The content field contains the generated response from our model (parsed for readability):

“The Little Prince,” written by Antoine de Saint-Exupéry, is a philosophical tale that follows the journey of a young prince from a small, asteroid-like planet. The story is narrated by a pilot who crashes in the Sahara Desert after fleeing a damaged plane.
The Little Prince, the prince himself, shares stories of his adventures and encounters with various inhabitants of different planets as he visits them. During his travels, he meets a range of unique characters, including a king, a vain businessman, a drunkard, a lamplighter, and a snake, each representing different human traits and behaviors.
The most significant relationships the Little Prince forms are with a rose on his home planet and a fox on Earth. His rose symbolizes love, innocence, and beauty, while the fox represents friendship, companionship, and the complexity of human relationships.
The narrative explores themes such as the nature of relationships, the importance of keeping one’s promises, the essence of responsibility, and the meaning of love and friendship. It emphasizes the value of imagination, the pursuit of knowledge, and the power of human connection.

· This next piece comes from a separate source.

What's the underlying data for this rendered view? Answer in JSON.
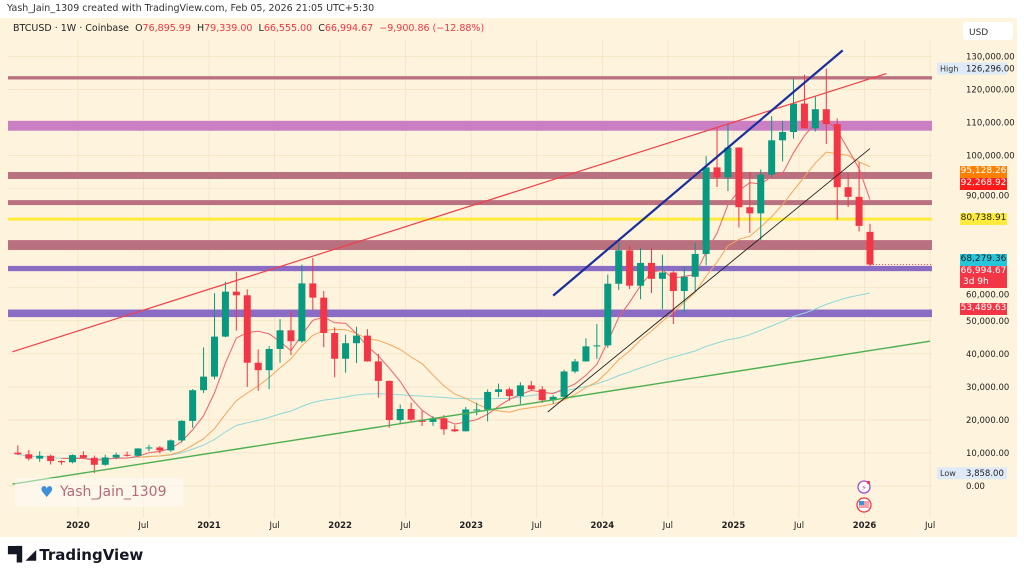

Ultimately, the book is a poignant, philosophical allegory about the significance of relationships, the importance of holding onto childhood innocence, and the wonder and mystery of the universe.
“The Little Prince” remains a cherished classic, captivating readers of all ages with its enchanting stories, timeless wisdom, and evocative imagery.

Time to pat yourself in the back for becoming a true AI whisperer. Happy prompting!